Our Misunderstanding of Matthew 7:1
“Judge not, that you be not judged. For with the judgment you pronounce you will be judged, and with the measure you use it will be measured to you. Why do you see the speck that is in your brother’s eye, but do not notice the log that is in your own eye? Or how can you say to your brother, ‘Let me take the speck out of your eye,’ when there is the log in your own eye? You hypocrite, first take the log out of your own eye, and then you will see clearly to take the speck out of your brother’s eye.”
One of the fundamental rules of biblical interpretation we often violate is the need to pay attention to context. When we try to understand what the biblical writers meant, context is king. This means we pay attention to what came before the statement we are quoting and what comes after it.
The typical evangelical reading of Matthew 7:1 goes like this, “never question another person’s behavior, unless they are judging someone. Then call them a Pharisee and tell them they are the reason more people aren’t Christians.” Yet, when we simply read the verses in the rest of this paragraph, we see that the “never call another person’s behavior into question” reading of Matthew 7:1 holds no water.
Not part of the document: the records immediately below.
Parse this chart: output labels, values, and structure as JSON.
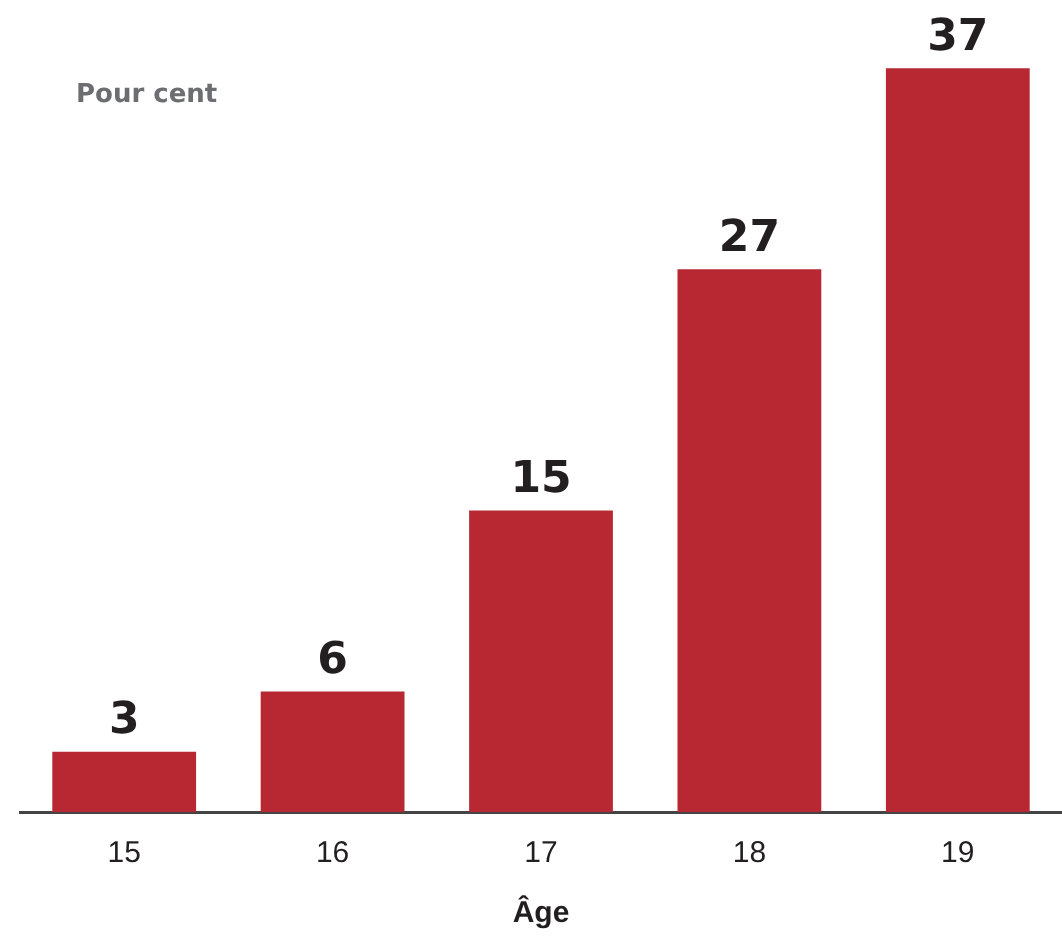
{
  "chart_data": {
    "type": "bar",
    "ylabel": "Pour cent",
    "xlabel": "Âge",
    "categories": [
      "15",
      "16",
      "17",
      "18",
      "19"
    ],
    "values": [
      3,
      6,
      15,
      27,
      37
    ],
    "color": "#b72832",
    "data_labels": true,
    "grid": false,
    "legend": false
  }
}
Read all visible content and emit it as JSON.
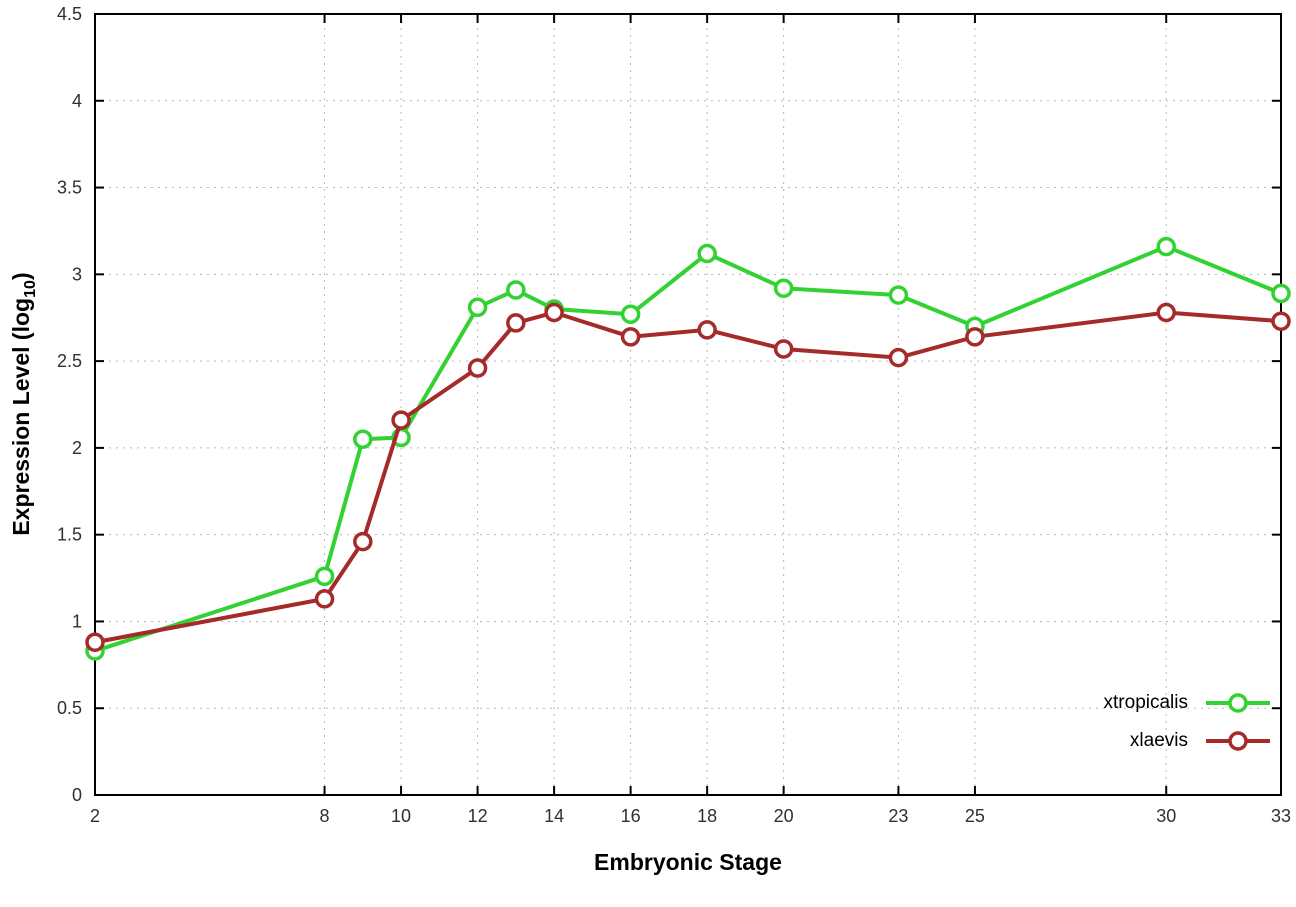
{
  "chart_data": {
    "type": "line",
    "title": "",
    "xlabel": "Embryonic Stage",
    "ylabel": "Expression Level (log10)",
    "ylabel_parts": {
      "prefix": "Expression Level (log",
      "sub": "10",
      "suffix": ")"
    },
    "x": [
      2,
      8,
      9,
      10,
      12,
      13,
      14,
      16,
      18,
      20,
      23,
      25,
      30,
      33
    ],
    "xticks": [
      2,
      8,
      10,
      12,
      14,
      16,
      18,
      20,
      23,
      25,
      30,
      33
    ],
    "yticks": [
      0,
      0.5,
      1,
      1.5,
      2,
      2.5,
      3,
      3.5,
      4,
      4.5
    ],
    "xlim": [
      2,
      33
    ],
    "ylim": [
      0,
      4.5
    ],
    "grid": true,
    "grid_style": "dotted",
    "legend_position": "bottom-right",
    "background_color": "#ffffff",
    "series": [
      {
        "name": "xtropicalis",
        "color": "#32d232",
        "marker": "open-circle",
        "values": [
          0.83,
          1.26,
          2.05,
          2.06,
          2.81,
          2.91,
          2.8,
          2.77,
          3.12,
          2.92,
          2.88,
          2.7,
          3.16,
          2.89
        ]
      },
      {
        "name": "xlaevis",
        "color": "#a52a2a",
        "marker": "open-circle",
        "values": [
          0.88,
          1.13,
          1.46,
          2.16,
          2.46,
          2.72,
          2.78,
          2.64,
          2.68,
          2.57,
          2.52,
          2.64,
          2.78,
          2.73
        ]
      }
    ]
  }
}
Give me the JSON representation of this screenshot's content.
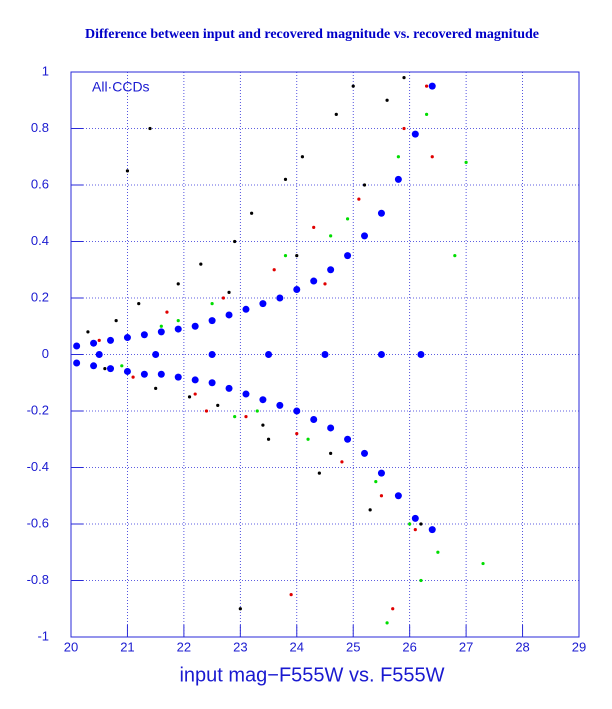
{
  "chart_data": {
    "type": "scatter",
    "title": "Difference between input and recovered magnitude vs. recovered magnitude",
    "x_label": "input mag−F555W vs. F555W",
    "annotation": "All·CCDs",
    "xlim": [
      20,
      29
    ],
    "xticks": [
      20,
      21,
      22,
      23,
      24,
      25,
      26,
      27,
      28,
      29
    ],
    "ylim": [
      -1,
      1
    ],
    "yticks": [
      -1,
      -0.8,
      -0.6,
      -0.4,
      -0.2,
      0,
      0.2,
      0.4,
      0.6,
      0.8,
      1
    ],
    "grid": true,
    "series": [
      {
        "color": "#000000",
        "x": [
          20.3,
          20.8,
          21.2,
          21.5,
          21.9,
          22.3,
          22.6,
          22.9,
          23.2,
          23.5,
          23.8,
          24.1,
          24.4,
          24.7,
          25.0,
          25.3,
          25.6,
          25.9,
          26.2,
          20.6,
          21.4,
          22.1,
          22.8,
          23.4,
          24.0,
          24.6,
          25.2,
          25.8,
          21.0,
          23.0
        ],
        "values": [
          0.08,
          0.12,
          0.18,
          -0.12,
          0.25,
          0.32,
          -0.18,
          0.4,
          0.5,
          -0.3,
          0.62,
          0.7,
          -0.42,
          0.85,
          0.95,
          -0.55,
          0.9,
          0.98,
          -0.6,
          -0.05,
          0.8,
          -0.15,
          0.22,
          -0.25,
          0.35,
          -0.35,
          0.6,
          -0.5,
          0.65,
          -0.9
        ]
      },
      {
        "color": "#e00000",
        "x": [
          20.5,
          21.1,
          21.7,
          22.2,
          22.7,
          23.1,
          23.6,
          24.0,
          24.3,
          24.8,
          25.1,
          25.5,
          25.9,
          26.1,
          26.3,
          22.4,
          23.9,
          25.7,
          26.4,
          24.5
        ],
        "values": [
          0.05,
          -0.08,
          0.15,
          -0.14,
          0.2,
          -0.22,
          0.3,
          -0.28,
          0.45,
          -0.38,
          0.55,
          -0.5,
          0.8,
          -0.62,
          0.95,
          -0.2,
          -0.85,
          -0.9,
          0.7,
          0.25
        ]
      },
      {
        "color": "#00dd00",
        "x": [
          20.9,
          21.6,
          22.5,
          23.3,
          23.8,
          24.2,
          24.9,
          25.4,
          25.8,
          26.0,
          26.3,
          26.5,
          26.8,
          27.3,
          27.0,
          22.9,
          24.6,
          25.6,
          26.2,
          21.9
        ],
        "values": [
          -0.04,
          0.1,
          0.18,
          -0.2,
          0.35,
          -0.3,
          0.48,
          -0.45,
          0.7,
          -0.6,
          0.85,
          -0.7,
          0.35,
          -0.74,
          0.68,
          -0.22,
          0.42,
          -0.95,
          -0.8,
          0.12
        ]
      },
      {
        "color": "#0000ff",
        "x": [
          20.1,
          20.4,
          20.7,
          21.0,
          21.3,
          21.6,
          21.9,
          22.2,
          22.5,
          22.8,
          23.1,
          23.4,
          23.7,
          24.0,
          24.3,
          24.6,
          24.9,
          25.2,
          25.5,
          25.8,
          26.1,
          26.4,
          20.1,
          20.4,
          20.7,
          21.0,
          21.3,
          21.6,
          21.9,
          22.2,
          22.5,
          22.8,
          23.1,
          23.4,
          23.7,
          24.0,
          24.3,
          24.6,
          24.9,
          25.2,
          25.5,
          25.8,
          26.1,
          26.4,
          20.5,
          21.5,
          22.5,
          23.5,
          24.5,
          25.5,
          26.2
        ],
        "values": [
          0.03,
          0.04,
          0.05,
          0.06,
          0.07,
          0.08,
          0.09,
          0.1,
          0.12,
          0.14,
          0.16,
          0.18,
          0.2,
          0.23,
          0.26,
          0.3,
          0.35,
          0.42,
          0.5,
          0.62,
          0.78,
          0.95,
          -0.03,
          -0.04,
          -0.05,
          -0.06,
          -0.07,
          -0.07,
          -0.08,
          -0.09,
          -0.1,
          -0.12,
          -0.14,
          -0.16,
          -0.18,
          -0.2,
          -0.23,
          -0.26,
          -0.3,
          -0.35,
          -0.42,
          -0.5,
          -0.58,
          -0.62,
          0,
          0,
          0,
          0,
          0,
          0,
          0
        ]
      }
    ]
  }
}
Notice what Jesus says in verses 3-5. He says that a person cannot take the speck out of their brother’s eye when they have a log sticking out of their own eye. What Jesus refers to here is a hypocritical and censorious spirit. It’s a person who calls out the behavior of others while ignoring the glaring deficiencies in their own righteousness.
He doesn’t stop with this though, does he? Jesus moves on and says to remove the plank from your own eye and then you can see clearly to help your brother take the speck out of his eye. Notice that Jesus does not say, “well, you have a plank, so ignore his speck.” Instead, Jesus says to get the log out of our eye and then we can see clearly to help our brother with the speck in his eye. In other words, when you see moral fault in your brother, repent of your own sin, and then help him with his.